Scotland is every bit as idyllic, magical and serene as the photographs and documentaries would have you believe. The fresh natural air, picturesque views, bag pipe notes, cobbled streets and hints of tartan all make up this country’s greatest selling points.
While it is famous for its castles and lochs, Scotland is packed with hidden gems that sit away from the hustle and bustle of major tourist spots. Forget walking around the busy Edinburgh city centre, you need to pack your walking boots for your trip – especially if you’re a lover of the great outdoors.
Cairngorms National Park is home to the most extensive range of high mountains within the United Kingdom (including five of the six highest in Britain). A wild and vast terrain, magnificent hollows are carved into the mountainside thanks to mother nature. So dominant is this park in scale that when you look at Scotland on Google maps, the large green space marked out is, in fact, Cairngorms National Park.
On occasion, snow sits within the mountains. Views are spectacular, especially if you make it up to a high vantage point. Even at the lower points though, the babbling brooks and grassy expanse make it a scene to behold – as do the views of the rocky mountains above.

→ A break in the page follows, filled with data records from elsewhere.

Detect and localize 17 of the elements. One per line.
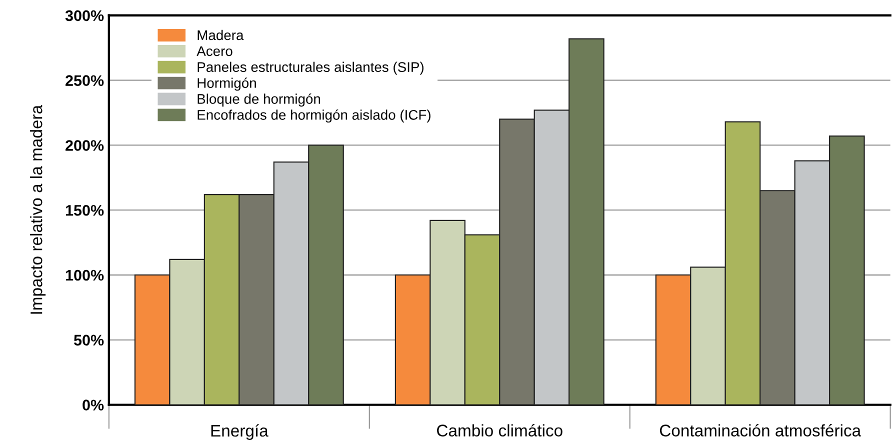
x-tick-label: Energía [211, 424, 268, 440]
y-tick-label: 50% [74, 334, 104, 346]
legend-label: Bloque de hormigón [198, 94, 320, 107]
y-tick-label: 250% [66, 75, 104, 86]
y-tick-label: 300% [65, 10, 104, 22]
legend-label: Acero [196, 46, 232, 56]
x-tick-label: Cambio climático [437, 424, 562, 436]
x-tick-label: Contaminación atmosférica [660, 424, 862, 436]
legend-label: Madera [198, 30, 244, 40]
y-tick-label: 200% [66, 140, 104, 151]
y-tick-label: 0% [82, 400, 104, 410]
y-tick-label: 100% [66, 270, 104, 281]
y-axis-title: Impacto relativo a la madera [30, 104, 46, 314]
legend-label: Hormigón [198, 78, 256, 91]
y-tick-label: 150% [66, 204, 104, 216]
legend-label: Encofrados de hormigón aislado (ICF) [198, 109, 430, 123]
legend-label: Paneles estructurales aislantes (SIP) [198, 62, 424, 75]
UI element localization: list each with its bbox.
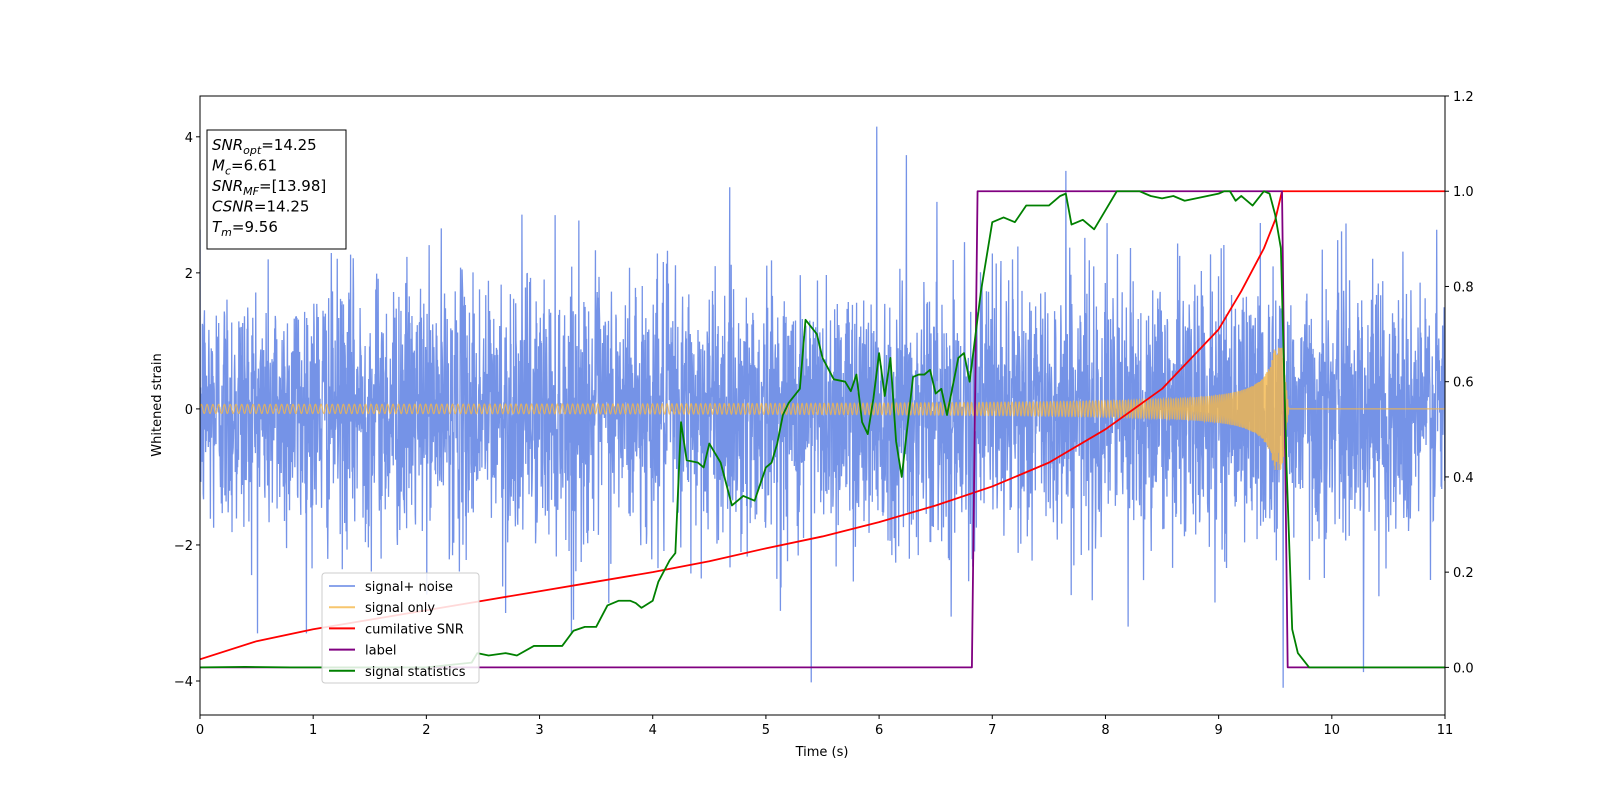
x-tick-label: 2: [422, 723, 430, 738]
x-tick-label: 10: [1324, 723, 1341, 738]
x-axis: 0 1 2 3 4 5 6 7 8 9 10 11: [196, 715, 1453, 738]
y-left-tick-label: −2: [174, 539, 193, 554]
x-tick-label: 11: [1437, 723, 1454, 738]
info-box: SNRopt=14.25Mc=6.61SNRMF=[13.98]CSNR=14.…: [206, 129, 347, 250]
info-box-row: CSNR=14.25: [212, 198, 309, 216]
y-right-tick-label: 1.2: [1453, 90, 1474, 105]
y-right-tick-label: 1.0: [1453, 185, 1474, 200]
info-box-row: Tm=9.56: [212, 218, 278, 239]
info-box-row: Mc=6.61: [212, 157, 277, 178]
right-y-axis: 0.0 0.2 0.4 0.6 0.8 1.0 1.2: [1445, 90, 1474, 676]
y-right-tick-label: 0.2: [1453, 566, 1474, 581]
y-right-tick-label: 0.8: [1453, 280, 1474, 295]
x-tick-label: 0: [196, 723, 204, 738]
legend-label: label: [365, 644, 396, 659]
left-y-axis: −4 −2 0 2 4: [174, 131, 200, 690]
legend-label: cumilative SNR: [365, 622, 464, 637]
y-left-tick-label: 4: [185, 131, 193, 146]
y-right-tick-label: 0.0: [1453, 661, 1474, 676]
y-left-tick-label: −4: [174, 675, 193, 690]
plot-area-frame: [199, 95, 1446, 716]
legend-label: signal statistics: [365, 665, 466, 680]
x-tick-label: 7: [988, 723, 996, 738]
info-box-row: SNRMF=[13.98]: [212, 177, 326, 198]
y-left-tick-label: 0: [185, 403, 193, 418]
x-tick-label: 3: [535, 723, 543, 738]
x-tick-label: 9: [1214, 723, 1222, 738]
x-tick-label: 4: [649, 723, 657, 738]
x-tick-label: 8: [1101, 723, 1109, 738]
legend-label: signal only: [365, 601, 435, 616]
y-right-tick-label: 0.6: [1453, 376, 1474, 391]
y-right-tick-label: 0.4: [1453, 471, 1474, 486]
x-tick-label: 6: [875, 723, 883, 738]
left-y-axis-label: Whitened strain: [150, 353, 165, 456]
legend-label: signal+ noise: [365, 580, 453, 595]
series-signal-only-line: [200, 347, 1445, 471]
y-left-tick-label: 2: [185, 267, 193, 282]
legend: signal+ noise signal only cumilative SNR la…: [321, 572, 480, 684]
series-signal-statistics-line: [200, 190, 1445, 669]
info-box-row: SNRopt=14.25: [212, 136, 317, 157]
x-tick-label: 5: [762, 723, 770, 738]
x-tick-label: 1: [309, 723, 317, 738]
x-axis-label: Time (s): [795, 745, 849, 760]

The valleys of the Rivers Spey and Dee (upon which Balmoral Castle sits) pass through the ancient Caledonian pinewoods and add a touch of blue to an otherwise grassy and brown expanse. The National Park is alive with wildlife and movement.
It is a space best explored on foot (although you could also take a bike too if you’re a keen cyclist) and given how vast it is, there’s plenty to be seen. If you like to be more spontaneous with your travels, leaflets can be found around the National Park on the local path networks guiding you on your walks – just be careful not to lose your bearings.
Most of the 43 munros (Scottish mountains over 3000ft) can be walked within a day and only require basic equipment and previous navigation experience. A good dose of common sense and logic will take you a long way – as will talking to neighbouring passers-by!
Keep an eye out for any ranger services who may be offering guided walks and events. Walk Highlands is also a great resource for inspiration and has over 1,900 free walks around Scotland for you to take advantage of (including some through the Cairngorms National Park).
Hillview Cottage in Cairngorms Mountain Park is the perfect location to kick off your walking boots and relax at the end of a busy day – and comes complete with a hot tub, which is the perfect retreat for blistered feet. Once part of the Glenlivet Whisky Distillery until 1952, this cottage is packed with history, cosy creature comforts and offers views over stunning ever-changing scenery.
Further up the map sits Ullapool, situated alongside Loch Broom and with Loch Achall sat further inland. This small village is a popular destination in Scotland, despite only having around 1,500 people residing there. It was first founded as a herring port in 1788 by the British Fisheries Society, and the harbour remains on the edge of the village.
With mild temperatures year round, Ullapool is the place to head to if you like a fresh sea breeze and are desperate to escape the claustrophobic haze of city life. With hauntingly beautiful and breathtaking views, the quaint small town is cuddled by vast and rugged hilly terrains and deep blue glossy waters.
It’s a great region for walkers and sits between two stark and contrasting parts of the Highlands (Ullapool being in the north-west Highlands). Whether you’re a long-distance rambler, a family with young children, a strenuous hiker or a short-distance sprinter, there’s something for everyone. Walking Highlands again has plenty of walks to download, ranging in distance from 1.2km (which will take 20 minutes) to 864km (which will take a duration of six weeks).
If you’re planning on spreading your walks out over a period of time, Locholly Lodge is the ideal base. Not far from Ullapool, in the area of Achiltibuie, it offers postcard-worthy views over the rolling grassy lands and calming lochs. Warm up your weathered hands and freezing feet with the log-burning stove, sauna and hot tub. Pets are also welcome, meaning you can bring your furry loved ones along for the walks and get their bodies moving too.